Performance of iterating with `delaunayedges`

JuliaGeometry / VoronoiDelaunay.jl

Fast and robust Voronoi & Delaunay tessellation creation with Julia

Other

123 stars 26 forks source link

Performance of iterating with `delaunayedges` #47

Closed fgasdia closed 2 years ago

fgasdia commented 5 years ago

Iterating over delaunayedges is a few hundred times slower and makes significant allocations compared to directly iterating over a DelaunayTessellation2D for triangles.

Example:

tess = DelaunayTessellation(100)
width = max_coord - min_coord
a = Point2D[Point(min_coord + rand() * width, min_coord + rand() * width) for i in 1:100]
push!(tess, a)

function triangleiter(tess)
    i = 0
    for t in tess
        i += 1
    end
end

function edgeiter(tess)
    i = 0
    for e in delaunayedges(tess)
        i += 1
    end
end

@btime edgeiter($tess)
  681.877 μs (1142 allocations: 42.59 KiB)
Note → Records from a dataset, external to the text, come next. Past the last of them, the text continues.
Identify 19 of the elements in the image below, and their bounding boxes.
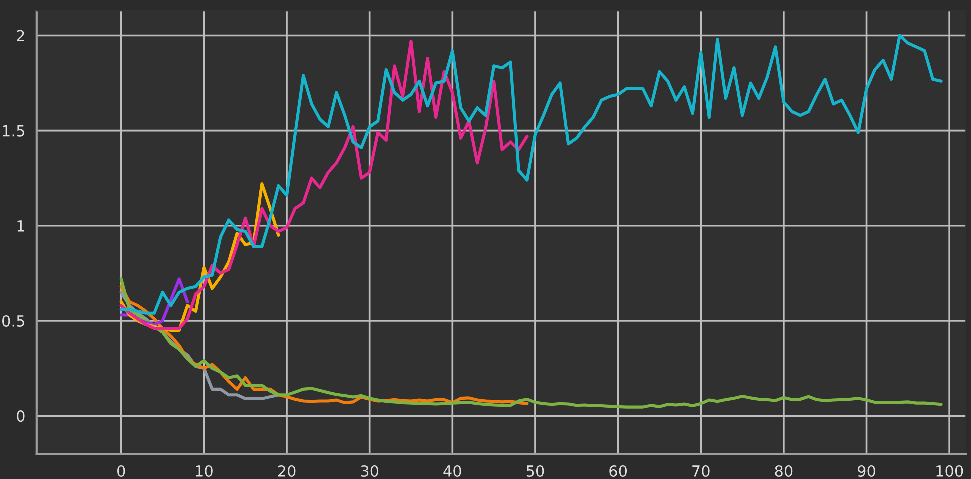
x-tick-label: 60 [610, 465, 628, 478]
x-tick-label: 20 [278, 465, 296, 478]
line-series [120, 40, 529, 330]
x-tick-label: 50 [526, 465, 544, 478]
y-tick-label: 0 [17, 410, 25, 422]
x-tick-label: 90 [858, 465, 876, 478]
x-tick-label: 40 [444, 465, 462, 478]
x-tick-label: 100 [936, 465, 964, 478]
x-tick-label: 30 [361, 465, 379, 478]
line-series [120, 278, 943, 409]
x-tick-label: 70 [692, 465, 710, 478]
x-tick-label: 10 [196, 465, 213, 478]
y-tick-label: 1 [18, 220, 24, 232]
y-tick-label: 0.5 [2, 315, 24, 327]
x-tick-label: 0 [118, 465, 126, 478]
y-tick-label: 2 [17, 30, 24, 42]
x-tick-label: 80 [775, 465, 793, 478]
line-series [120, 34, 943, 315]
y-tick-label: 1.5 [3, 125, 24, 137]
@btime triangleiter($tess)
  1.225 μs (1 allocation: 16 bytes)

Any idea on how to make this faster? When I have thousands of points the delaunayedges iteration time is significantly large for my application.
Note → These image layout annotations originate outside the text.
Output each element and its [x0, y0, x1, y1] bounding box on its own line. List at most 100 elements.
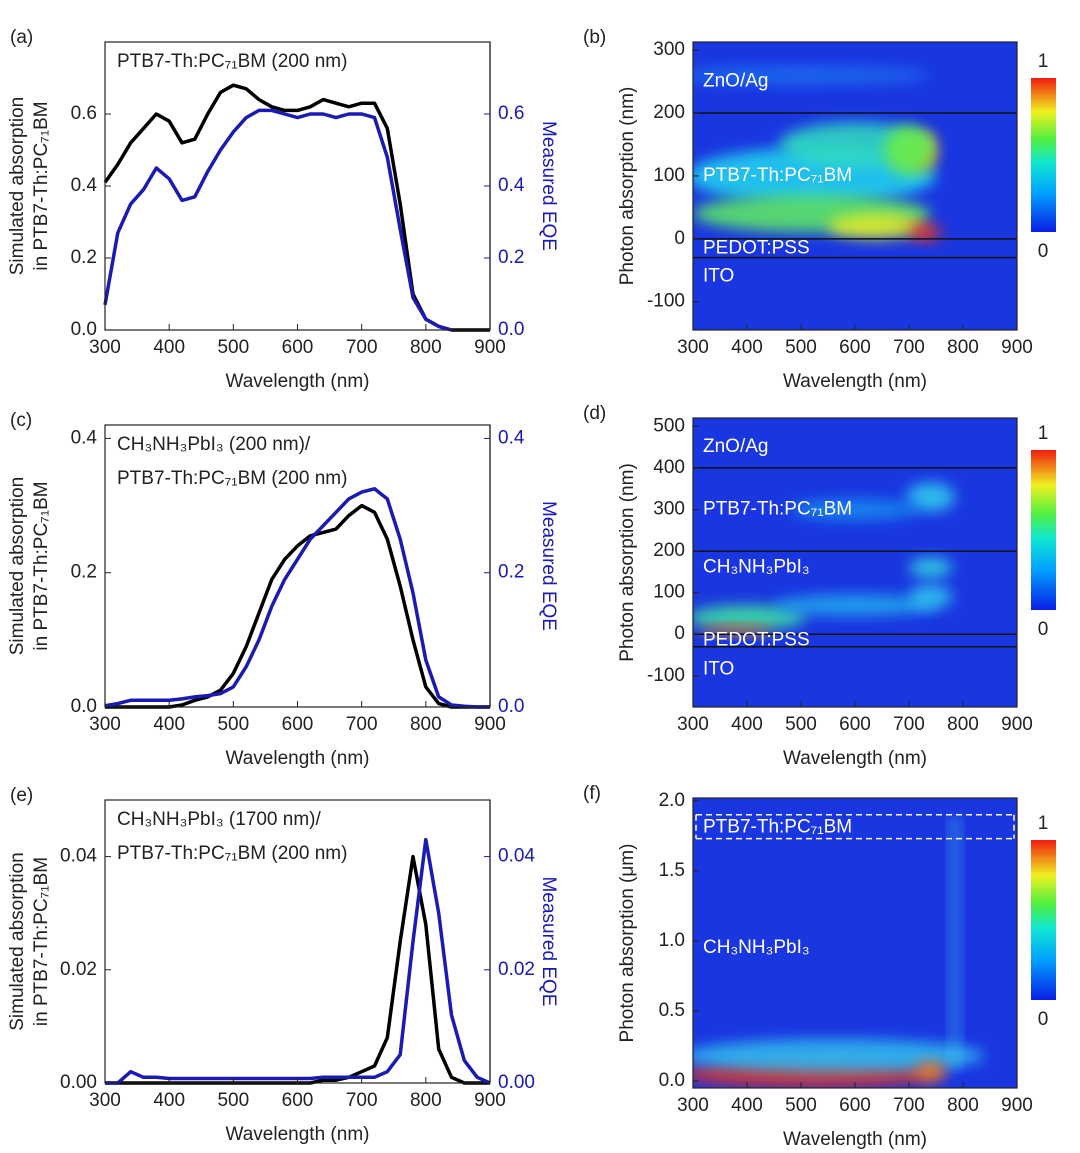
- y-tick-label: 0.6: [71, 103, 97, 124]
- y2-tick-label: 0.04: [498, 846, 535, 867]
- interference-fringe: [950, 1035, 960, 1049]
- x-tick-label: 400: [153, 714, 185, 735]
- y2-axis-label: Measured EQE: [538, 121, 559, 251]
- interference-fringe: [950, 1053, 960, 1067]
- y2-tick-label: 0.6: [498, 103, 524, 124]
- y-tick-label: 0.00: [60, 1072, 97, 1093]
- x-tick-label: 300: [89, 337, 121, 358]
- annotation: PTB7-Th:PC₇₁BM (200 nm): [117, 843, 347, 864]
- layer-label: PEDOT:PSS: [703, 629, 810, 650]
- y2-tick-label: 0.2: [498, 562, 524, 583]
- y-tick-label: 2.0: [659, 790, 685, 811]
- x-tick-label: 900: [474, 714, 506, 735]
- x-tick-label: 600: [839, 337, 871, 358]
- y-tick-label: 0.2: [71, 247, 97, 268]
- data-line: [104, 487, 490, 709]
- y-tick-label: 500: [653, 415, 685, 436]
- y-tick-label: 100: [653, 582, 685, 603]
- heatmap-background: [693, 418, 1017, 707]
- y-tick-label: 0: [674, 228, 685, 249]
- y-tick-label: 0.02: [60, 959, 97, 980]
- x-tick-label: 800: [947, 1095, 979, 1116]
- colorbar-tick-label: 1: [1038, 813, 1049, 834]
- y-tick-label: 0.5: [659, 1000, 685, 1021]
- panel-label: (a): [10, 27, 33, 48]
- x-tick-label: 300: [677, 1095, 709, 1116]
- y2-axis-label: Measured EQE: [538, 501, 559, 631]
- interference-fringe: [950, 819, 960, 833]
- y-tick-label: 0.04: [60, 846, 97, 867]
- absorption-pattern: [828, 213, 926, 239]
- x-tick-label: 600: [282, 714, 314, 735]
- y-tick-label: 1.0: [659, 930, 685, 951]
- x-tick-label: 600: [839, 1095, 871, 1116]
- y-axis-label: Simulated absorption: [7, 97, 28, 276]
- plot-frame: [104, 41, 491, 331]
- colorbar: [1031, 450, 1056, 610]
- absorption-pattern: [884, 125, 934, 176]
- layer-label: CH₃NH₃PbI₃: [703, 937, 810, 958]
- absorption-pattern: [693, 605, 807, 631]
- colorbar-tick-label: 0: [1038, 241, 1049, 262]
- layer-label: ITO: [703, 266, 734, 287]
- absorption-pattern: [914, 1061, 947, 1081]
- colorbar-tick-label: 1: [1038, 51, 1049, 72]
- x-tick-label: 300: [677, 337, 709, 358]
- x-axis-label: Wavelength (nm): [783, 1129, 927, 1150]
- y-tick-label: 300: [653, 498, 685, 519]
- absorption-pattern: [774, 594, 936, 616]
- colorbar-tick-label: 0: [1038, 619, 1049, 640]
- data-line: [105, 854, 490, 1085]
- interference-fringe: [950, 963, 960, 977]
- x-tick-label: 700: [346, 337, 378, 358]
- y-tick-label: 300: [653, 39, 685, 60]
- y2-tick-label: 0.0: [498, 319, 524, 340]
- data-line: [103, 83, 490, 332]
- x-tick-label: 800: [410, 337, 442, 358]
- heatmap: [693, 798, 1017, 1088]
- colorbar-tick-label: 1: [1038, 423, 1049, 444]
- absorption-pattern: [693, 65, 931, 85]
- absorption-pattern: [909, 223, 942, 242]
- y-axis-label: in PTB7-Th:PC₇₁BM: [31, 101, 52, 270]
- layer-label: PTB7-Th:PC₇₁BM: [703, 165, 852, 186]
- x-tick-label: 800: [947, 714, 979, 735]
- interference-fringe: [950, 981, 960, 995]
- y2-tick-label: 0.02: [498, 959, 535, 980]
- layer-label: PTB7-Th:PC₇₁BM: [703, 816, 852, 837]
- absorption-pattern: [693, 1038, 985, 1073]
- interference-fringe: [950, 945, 960, 959]
- x-tick-label: 500: [217, 714, 249, 735]
- x-tick-label: 700: [893, 1095, 925, 1116]
- absorption-pattern: [790, 499, 920, 520]
- x-axis-label: Wavelength (nm): [226, 371, 370, 392]
- x-tick-label: 300: [89, 714, 121, 735]
- x-tick-label: 600: [282, 337, 314, 358]
- x-tick-label: 600: [282, 1090, 314, 1111]
- y-axis-label: in PTB7-Th:PC₇₁BM: [31, 857, 52, 1026]
- x-tick-label: 800: [410, 714, 442, 735]
- x-tick-label: 400: [153, 337, 185, 358]
- y-axis-label: in PTB7-Th:PC₇₁BM: [31, 481, 52, 650]
- x-tick-label: 400: [731, 1095, 763, 1116]
- y2-tick-label: 0.4: [498, 175, 525, 196]
- interference-fringe: [950, 873, 960, 887]
- panel-label: (e): [10, 785, 33, 806]
- absorption-pattern: [909, 584, 953, 610]
- x-tick-label: 800: [410, 1090, 442, 1111]
- panel-label: (b): [583, 27, 606, 48]
- annotation: PTB7-Th:PC₇₁BM (200 nm): [117, 51, 347, 72]
- x-tick-label: 700: [346, 714, 378, 735]
- absorption-pattern: [909, 557, 953, 579]
- colorbar-tick-label: 0: [1038, 1009, 1049, 1030]
- layer-label: ZnO/Ag: [703, 436, 768, 457]
- y-tick-label: 0: [674, 623, 685, 644]
- data-line: [105, 837, 491, 1085]
- x-tick-label: 400: [731, 337, 763, 358]
- layer-label: CH₃NH₃PbI₃: [703, 557, 810, 578]
- y-tick-label: 0.0: [71, 696, 97, 717]
- y-axis-label: Photon absorption (nm): [617, 87, 638, 286]
- y2-tick-label: 0.4: [498, 427, 525, 448]
- interference-fringe: [950, 999, 960, 1013]
- x-tick-label: 800: [947, 337, 979, 358]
skariel commented 5 years ago

I'll take a look into it...

skariel commented 5 years ago

ok. Some results. The function delaunayedges creates another function (a task in fact) and you are timing its compilation time. So doing the following brings down the timing 20x:

function edgeiter(it)
    i = 0
    for e in it
        i += 1
    end
end

it = delaunayedges(tess)
@btime edgeiter($it)
  27.554 μs (0 allocations: 0 bytes)

That being said, this solution is not good for everybody and the performance is not good enough. The correct solution is to write a proper iterator. I'll do this, it will take a few days though...

EDIT: a typo (was tess instead of it in the @btime)
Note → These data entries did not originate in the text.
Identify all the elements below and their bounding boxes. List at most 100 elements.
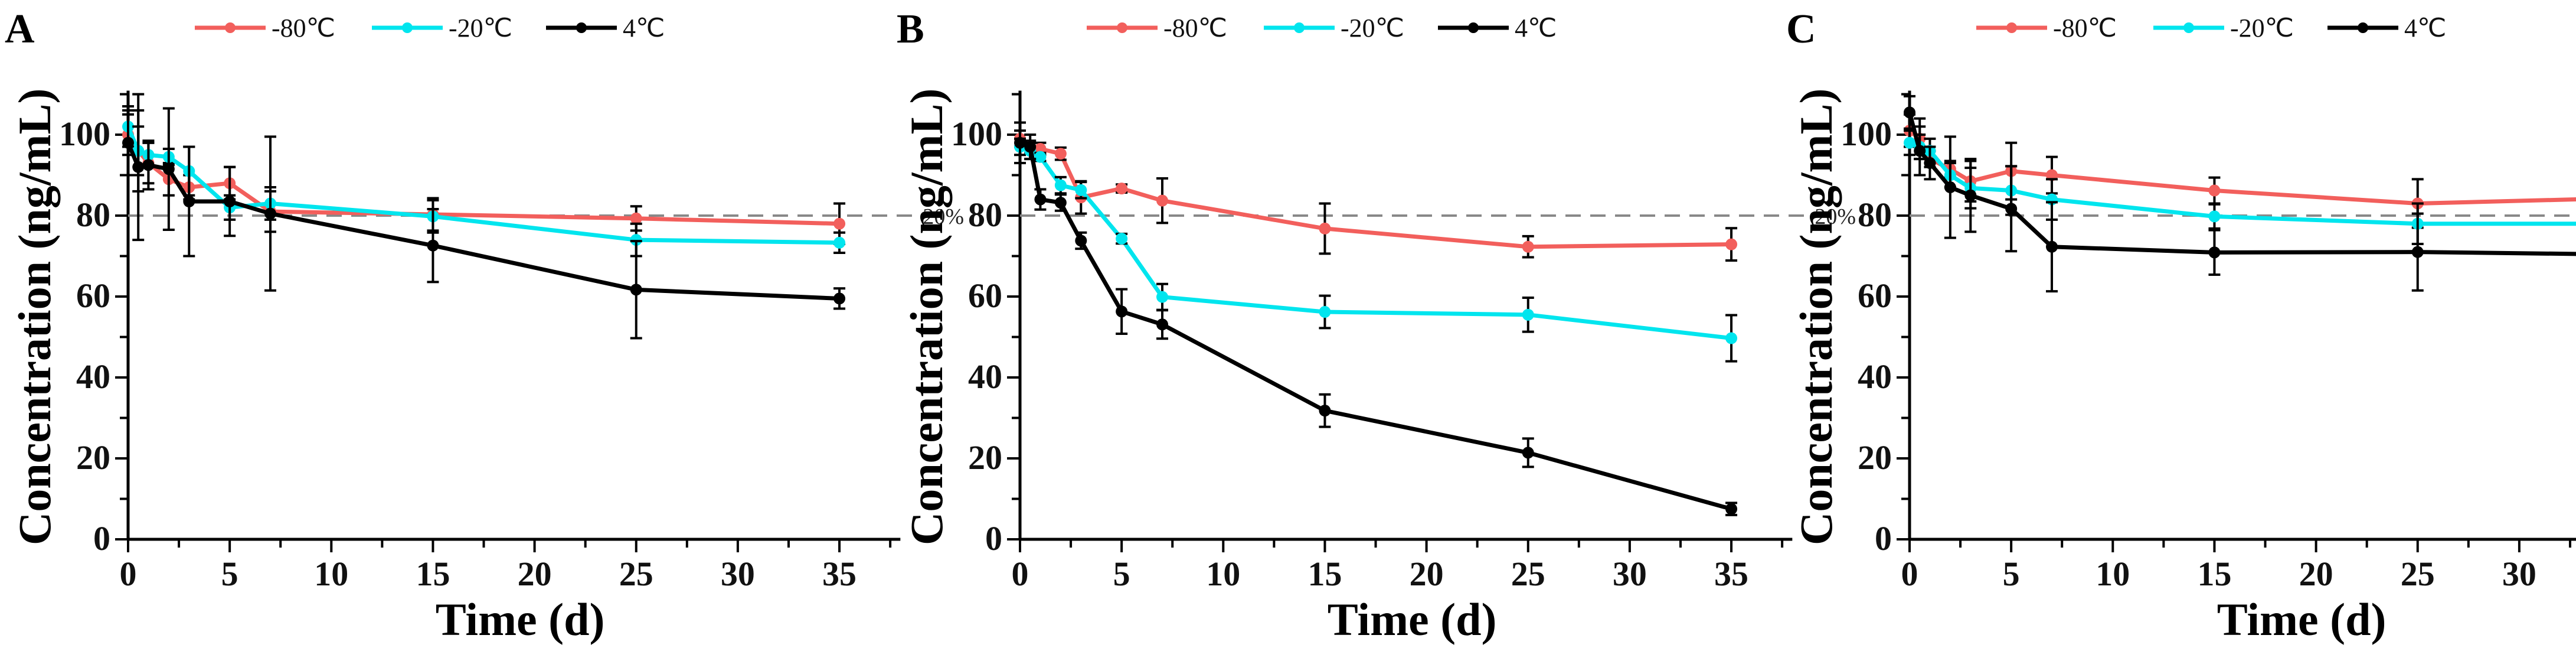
data-point (2411, 246, 2424, 258)
x-tick-label: 15 (2197, 555, 2231, 593)
panel-label: B (897, 6, 924, 52)
y-axis-title: Concentration (ng/mL) (9, 89, 60, 545)
legend-swatch-marker (2183, 22, 2194, 33)
data-point (1914, 145, 1926, 157)
legend-label: 4℃ (1515, 14, 1557, 43)
panel-b: B 0 20 40 60 80 100 0 5 10 15 20 25 30 35 Time (d) Conce… (897, 6, 1856, 645)
legend-swatch-marker (402, 22, 413, 33)
series-line (1907, 112, 2576, 256)
data-point (1522, 447, 1534, 459)
data-point (2046, 240, 2058, 253)
data-point (1034, 193, 1047, 206)
legend-label: -80℃ (2053, 14, 2117, 43)
y-tick-label: 100 (59, 115, 110, 153)
x-tick-label: 10 (1206, 555, 1240, 593)
data-point (1156, 318, 1169, 331)
x-tick-label: 10 (314, 555, 348, 593)
data-point (1116, 233, 1128, 245)
legend-item: -20℃ (2153, 14, 2294, 43)
legend-item: -20℃ (1264, 14, 1404, 43)
x-tick-label: 10 (2096, 555, 2130, 593)
y-tick-label: 40 (968, 357, 1002, 396)
y-tick-label: 80 (1858, 196, 1892, 234)
legend-label: -80℃ (272, 14, 335, 43)
data-point (1944, 181, 1956, 194)
legend-label: -20℃ (449, 14, 512, 43)
series-1 (1904, 129, 2576, 245)
y-tick-label: 100 (951, 115, 1002, 153)
data-point (1014, 136, 1026, 149)
data-point (833, 236, 846, 249)
data-point (1054, 197, 1067, 209)
data-point (1725, 238, 1738, 250)
reference-line-label: 20% (1815, 204, 1856, 229)
y-tick-label: 20 (1858, 438, 1892, 477)
data-point (183, 196, 195, 208)
data-point (1319, 222, 1331, 235)
series-line (1019, 141, 1732, 511)
y-axis-title: Concentration (ng/mL) (901, 89, 952, 545)
reference-line-label: 20% (923, 204, 964, 229)
data-point (630, 212, 642, 224)
data-point (264, 207, 277, 220)
x-tick-label: 0 (1901, 555, 1918, 593)
y-tick-label: 100 (1841, 115, 1892, 153)
legend-swatch-marker (1468, 22, 1479, 33)
data-point (2208, 184, 2221, 197)
data-point (1034, 151, 1047, 163)
x-tick-label: 5 (1113, 555, 1130, 593)
data-point (1156, 194, 1169, 207)
data-point (833, 217, 846, 230)
data-point (630, 234, 642, 246)
data-point (833, 292, 846, 305)
legend-swatch-marker (225, 22, 236, 33)
data-point (1075, 235, 1087, 247)
legend-item: -20℃ (372, 14, 512, 43)
data-point (1156, 291, 1169, 303)
y-tick-label: 0 (93, 519, 110, 558)
x-tick-label: 25 (619, 555, 653, 593)
y-tick-label: 60 (1858, 276, 1892, 315)
data-point (1319, 405, 1331, 417)
legend-label: -80℃ (1163, 14, 1227, 43)
data-point (2208, 246, 2221, 259)
y-tick-label: 40 (76, 357, 110, 396)
x-tick-label: 15 (416, 555, 450, 593)
legend-item: -80℃ (1087, 14, 1227, 43)
data-point (142, 159, 155, 171)
legend-label: 4℃ (2404, 14, 2446, 43)
legend-item: 4℃ (1438, 14, 1557, 43)
series-2 (1014, 121, 1738, 516)
data-point (1522, 308, 1534, 321)
data-point (1319, 306, 1331, 318)
data-point (1725, 332, 1738, 344)
legend-label: -20℃ (2230, 14, 2294, 43)
x-axis-title: Time (d) (1328, 594, 1497, 645)
legend-label: -20℃ (1341, 14, 1404, 43)
data-point (1924, 157, 1936, 169)
legend-swatch-marker (1294, 22, 1305, 33)
x-tick-label: 30 (2502, 555, 2536, 593)
y-tick-label: 60 (968, 276, 1002, 315)
x-axis-title: Time (d) (436, 594, 605, 645)
panel-label: A (5, 6, 35, 52)
x-tick-label: 20 (2299, 555, 2333, 593)
data-point (1964, 189, 1977, 201)
legend-swatch-marker (1117, 22, 1127, 33)
panel-c: C02040608010005101520253035Time (d)Conce… (1786, 6, 2576, 645)
data-point (1075, 184, 1087, 196)
x-tick-label: 25 (2401, 555, 2435, 593)
data-point (427, 239, 439, 252)
y-axis-title: Concentration (ng/mL) (1790, 89, 1842, 545)
x-tick-label: 30 (721, 555, 755, 593)
data-point (630, 284, 642, 296)
y-tick-label: 0 (1875, 519, 1892, 558)
x-axis-title: Time (d) (2217, 594, 2387, 645)
series-2 (122, 93, 846, 340)
legend-swatch-marker (576, 22, 587, 33)
legend-swatch-marker (2358, 22, 2368, 33)
data-point (1054, 148, 1067, 160)
data-point (122, 136, 134, 149)
data-point (224, 196, 236, 208)
data-point (1054, 179, 1067, 191)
skariel commented 5 years ago

I fixed the example above...

fgasdia commented 5 years ago

Thanks for looking into this. I'll appreciate the proper iterator when you have time for it.

CarpeNecopinum commented 5 years ago

As a temporary fix, we could also use an eagerly allocating variant like:

function delaunayedges_fast(t::DelaunayTessellation2D)
    result = DelaunayEdge[]
    for ix in 2:t._last_trig_index
        tr = t._trigs[ix]
        isexternal(tr) && continue

        ix_na = tr._neighbour_a
        if (ix_na > ix) || isexternal(t._trigs[ix_na])
            push!(result, DelaunayEdge(getb(tr), getc(tr)))
        end
        ix_nb = tr._neighbour_b
        if (ix_nb > ix) || isexternal(t._trigs[ix_nb])
            push!(result, DelaunayEdge(geta(tr), getc(tr)))
        end
        ix_nc = tr._neighbour_c
        if (ix_nc > ix) || isexternal(t._trigs[ix_nc])
            push!(result, DelaunayEdge(geta(tr), getb(tr)))
        end
    end
    result
end

Tested on my dataset (2.7M tris) it caused a ~10x speed-up over the Channel-based variant.

I also eliminated the need for the visited array (reduces the runtime by a few percent still), which should make it easier to create a proper iterator for this.